AFED #36: Millenium Actress (Japan, 2001); Dir. Satoshi Kon

A few days ago I reviewed Ozu's Late Spring, starring the legendary actress Setsuko Hara. Widely regarded in Japan as one of, if not the finest talent of her generation Hara shocked the nation when she decided to retire from the profession in her mid-forties shortly after Ozu's death, bluntly stating that she had made enough money to support herself and simply didn't care to continue.

Since that time Hara has lived as a recluse and gradually a mystique has built up around her, perhaps due to the fact we romanticise the arts and can't fathom how anybody could regard acting as merely a job. But I was intrigued to discover that her life had served as partial inspiration for a feature length anime, Millenium Actress, and naturally had to seek it out.


Made by anime director and cartoonist Satoshi Kon, who died last year, it explores precisely that theme of how we project biographical legend upon an artist's body of work, blurring fantasy and reality.

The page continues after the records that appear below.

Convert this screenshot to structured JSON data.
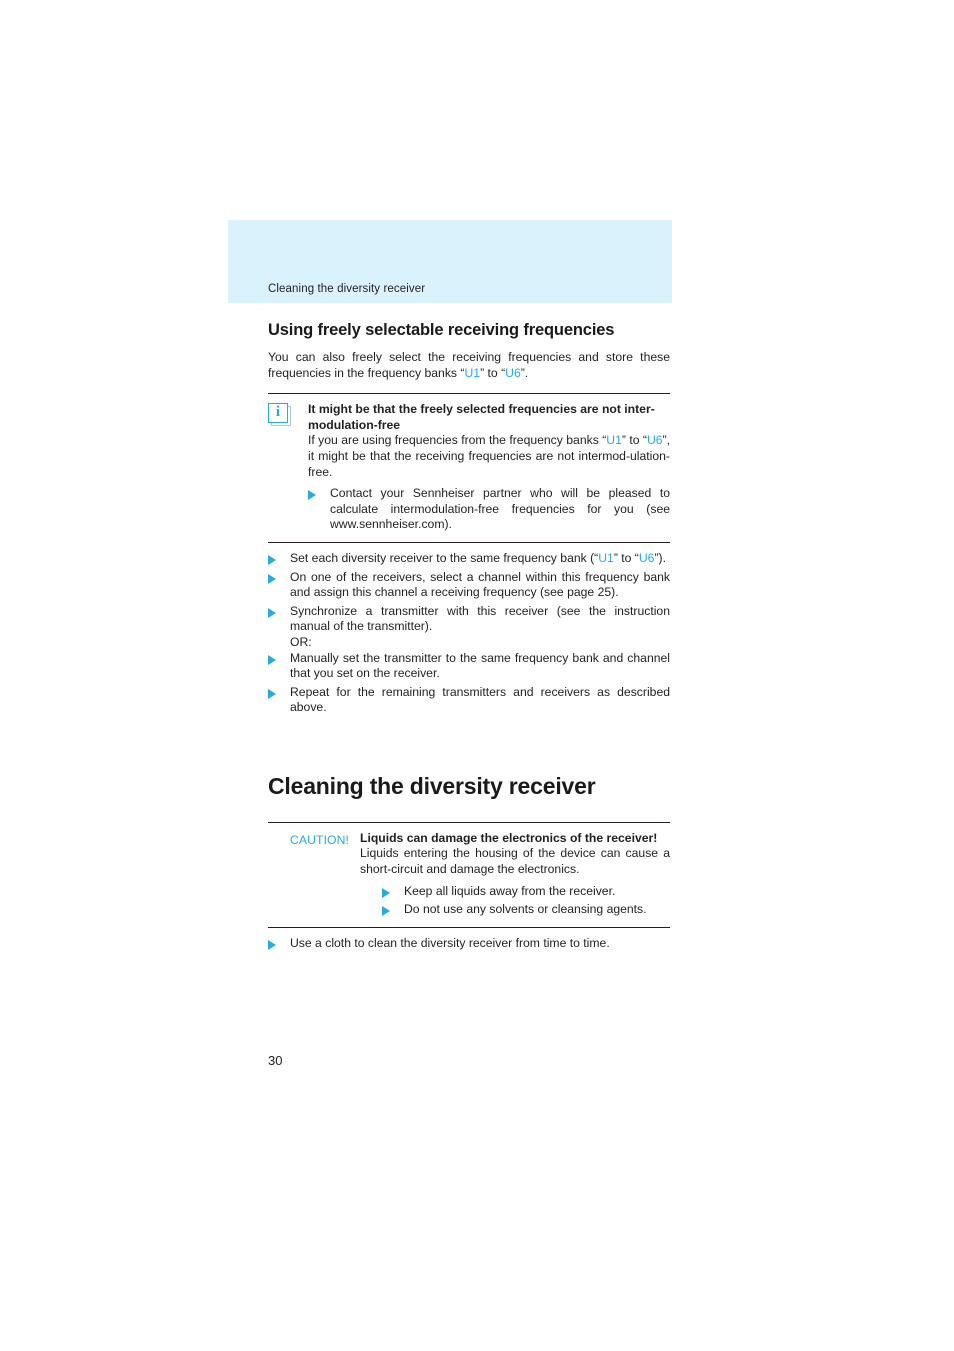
{
  "running_header": {
    "text": "Cleaning the diversity receiver"
  },
  "section_freq": {
    "heading": "Using freely selectable receiving frequencies",
    "intro_part1": "You can also freely select the receiving frequencies and store these frequencies in the frequency banks “",
    "intro_bank_from": "U1",
    "intro_mid": "” to “",
    "intro_bank_to": "U6",
    "intro_end": "”."
  },
  "note_box": {
    "icon": "info-icon",
    "icon_glyph": "i",
    "title": "It might be that the freely selected frequencies are not inter-modulation-free",
    "body_part1": "If you are using frequencies from the frequency banks “",
    "body_bank_from": "U1",
    "body_mid": "” to “",
    "body_bank_to": "U6",
    "body_end": "”, it might be that the receiving frequencies are not intermod-ulation-free.",
    "bullets": [
      "Contact your Sennheiser partner who will be pleased to calculate intermodulation-free frequencies for you (see www.sennheiser.com)."
    ]
  },
  "steps": {
    "item1_part1": "Set each diversity receiver to the same frequency bank (“",
    "item1_bank_from": "U1",
    "item1_mid": "” to “",
    "item1_bank_to": "U6",
    "item1_end": "”).",
    "item2": "On one of the receivers, select a channel within this frequency bank and assign this channel a receiving frequency (see page 25).",
    "item3": "Synchronize a transmitter with this receiver (see the instruction manual of the transmitter).",
    "or_label": "OR:",
    "item4": "Manually set the transmitter to the same frequency bank and channel that you set on the receiver.",
    "item5": "Repeat for the remaining transmitters and receivers as described above."
  },
  "section_cleaning": {
    "heading": "Cleaning the diversity receiver"
  },
  "caution_box": {
    "label": "CAUTION!",
    "title": "Liquids can damage the electronics of the receiver!",
    "body": "Liquids entering the housing of the device can cause a short-circuit and damage the electronics.",
    "bullets": [
      "Keep all liquids away from the receiver.",
      "Do not use any solvents or cleansing agents."
    ]
  },
  "final_step": {
    "text": "Use a cloth to clean the diversity receiver from time to time."
  },
  "folio": {
    "page_number": "30"
  },
  "colors": {
    "accent": "#29abe2",
    "header_band": "#daf2fc",
    "text": "#231f20"
  }
}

Tachibana, a tv producer with a rather disturbing obsession with a retired famous actress, Chiyoko Fujiwara, manages to obtain an interview with his idol.Accompanied by his cameraman, a comedy deadbeat, the pair visit the venerable Chiyoko at her home. After Tachibana presents her with a mysterious key, Chiyoko begins recalling her career and the tv crew are magically thrown back in time with her, participating in the dramas of her films.

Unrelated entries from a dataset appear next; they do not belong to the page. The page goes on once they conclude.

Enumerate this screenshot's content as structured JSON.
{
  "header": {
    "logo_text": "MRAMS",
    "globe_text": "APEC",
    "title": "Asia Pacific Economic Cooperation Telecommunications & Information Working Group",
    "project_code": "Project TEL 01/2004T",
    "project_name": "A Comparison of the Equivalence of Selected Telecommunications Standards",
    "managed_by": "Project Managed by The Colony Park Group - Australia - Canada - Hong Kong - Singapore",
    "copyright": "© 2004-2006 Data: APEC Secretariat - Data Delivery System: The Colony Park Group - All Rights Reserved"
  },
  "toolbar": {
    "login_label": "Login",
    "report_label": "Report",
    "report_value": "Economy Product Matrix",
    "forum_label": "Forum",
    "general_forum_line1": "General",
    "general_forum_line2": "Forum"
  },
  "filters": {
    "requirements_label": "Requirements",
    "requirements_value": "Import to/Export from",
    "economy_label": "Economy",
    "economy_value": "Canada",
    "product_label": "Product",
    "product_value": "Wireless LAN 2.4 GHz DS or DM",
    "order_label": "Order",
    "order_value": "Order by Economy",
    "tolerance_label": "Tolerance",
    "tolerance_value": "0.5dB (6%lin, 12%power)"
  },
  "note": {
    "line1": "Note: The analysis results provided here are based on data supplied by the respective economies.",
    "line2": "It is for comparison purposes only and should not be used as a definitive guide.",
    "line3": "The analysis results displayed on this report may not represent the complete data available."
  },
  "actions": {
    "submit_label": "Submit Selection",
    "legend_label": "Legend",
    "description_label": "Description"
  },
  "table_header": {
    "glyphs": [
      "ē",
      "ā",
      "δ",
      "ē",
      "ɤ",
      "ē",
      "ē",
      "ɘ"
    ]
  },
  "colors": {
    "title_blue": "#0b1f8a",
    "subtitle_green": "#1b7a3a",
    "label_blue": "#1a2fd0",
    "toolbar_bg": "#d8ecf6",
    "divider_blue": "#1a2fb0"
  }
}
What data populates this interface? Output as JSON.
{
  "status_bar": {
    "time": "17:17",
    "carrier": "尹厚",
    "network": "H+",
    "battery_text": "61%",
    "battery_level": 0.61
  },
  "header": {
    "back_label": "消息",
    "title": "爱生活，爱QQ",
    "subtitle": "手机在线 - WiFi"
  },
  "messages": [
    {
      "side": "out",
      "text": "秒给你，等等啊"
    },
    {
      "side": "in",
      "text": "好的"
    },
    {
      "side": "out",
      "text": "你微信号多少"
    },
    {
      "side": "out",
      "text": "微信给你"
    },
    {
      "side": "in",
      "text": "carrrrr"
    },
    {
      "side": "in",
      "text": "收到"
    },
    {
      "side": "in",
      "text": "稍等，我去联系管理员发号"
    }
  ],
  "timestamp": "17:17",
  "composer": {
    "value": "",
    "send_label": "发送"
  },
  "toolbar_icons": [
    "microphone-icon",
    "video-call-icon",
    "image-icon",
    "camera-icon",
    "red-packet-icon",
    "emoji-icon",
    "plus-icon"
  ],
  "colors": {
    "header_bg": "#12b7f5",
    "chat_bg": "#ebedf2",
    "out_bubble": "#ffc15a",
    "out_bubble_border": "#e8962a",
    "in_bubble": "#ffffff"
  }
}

The key, it transpires, was presented to Chiyoko as a girl by a dissident young artist fleeing the fascists in the 1930's, and her desire to be reunited with her love became the driving force in Chiyoko's life. Across a series of vignettes depicting various historical periods and genres (such as the popular samurai epics with which Kurosawa achieved such success) Chiyoko continues her pursuit, running into various dangers along the way. Tachibana, taking on a variety of roles, saves her life on a number of occasions; something we eventually discover he'd done for real as a young runner on the set of her final movie.

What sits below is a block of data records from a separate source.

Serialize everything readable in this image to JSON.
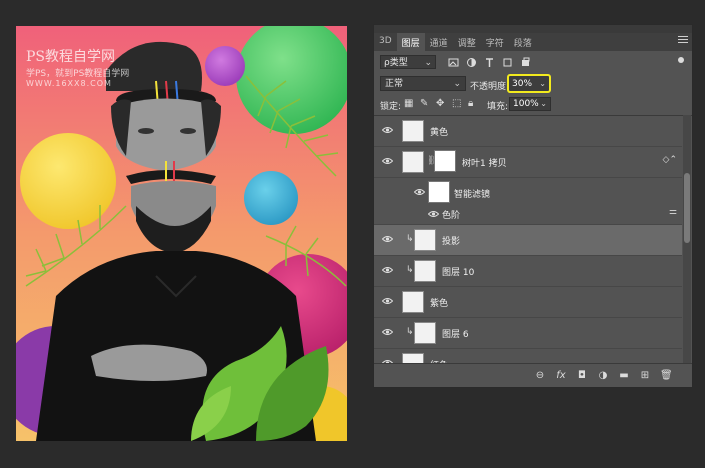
{
  "watermark": {
    "title": "PS教程自学网",
    "subtitle": "学PS，就到PS教程自学网",
    "url": "WWW.16XX8.COM"
  },
  "panel": {
    "tabs": [
      "3D",
      "图层",
      "通道",
      "调整",
      "字符",
      "段落"
    ],
    "active_tab": "图层",
    "filter_kind": "ρ类型",
    "blend_mode": "正常",
    "opacity_label": "不透明度:",
    "opacity_value": "30%",
    "lock_label": "锁定:",
    "fill_label": "填充:",
    "fill_value": "100%",
    "highlight_color": "#f2ea1e"
  },
  "layers": [
    {
      "name": "黄色",
      "clipped": false,
      "selected": false
    },
    {
      "name": "树叶1 拷贝",
      "clipped": false,
      "selected": false,
      "has_mask": true,
      "has_effects_icon": true
    },
    {
      "name": "智能滤镜",
      "clipped": false,
      "selected": false,
      "sub": true
    },
    {
      "name": "色阶",
      "clipped": false,
      "selected": false,
      "sub": true
    },
    {
      "name": "投影",
      "clipped": true,
      "selected": true
    },
    {
      "name": "图层 10",
      "clipped": true,
      "selected": false
    },
    {
      "name": "紫色",
      "clipped": false,
      "selected": false
    },
    {
      "name": "图层 6",
      "clipped": true,
      "selected": false
    },
    {
      "name": "红色",
      "clipped": false,
      "selected": false
    }
  ]
}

Millenium Actress was favourably compared on its release to Hayao Miyazaki's Spirited Away, both in its fantasy theme and quality of animation. While the latter is true - the different epochs being rendered with loving attention to detail - it struggles badly with a lack of narrative coherence. We're swept from one event to the next but it's difficult to follow what's supposed to be happening. The notion that an actor's life story can be told through their roles is certainly one worth exploring, but without a strong plot the result is confusion and the viewer's attention drifts.

It's a great pity that Kon didn't give more thought to the script instead of letting it play second fiddle to the spectacle. Ironic that the film's rather sweet message that - regardless of whether we achieve our goals - we need purpose to give our lives direction, wasn't applied literally.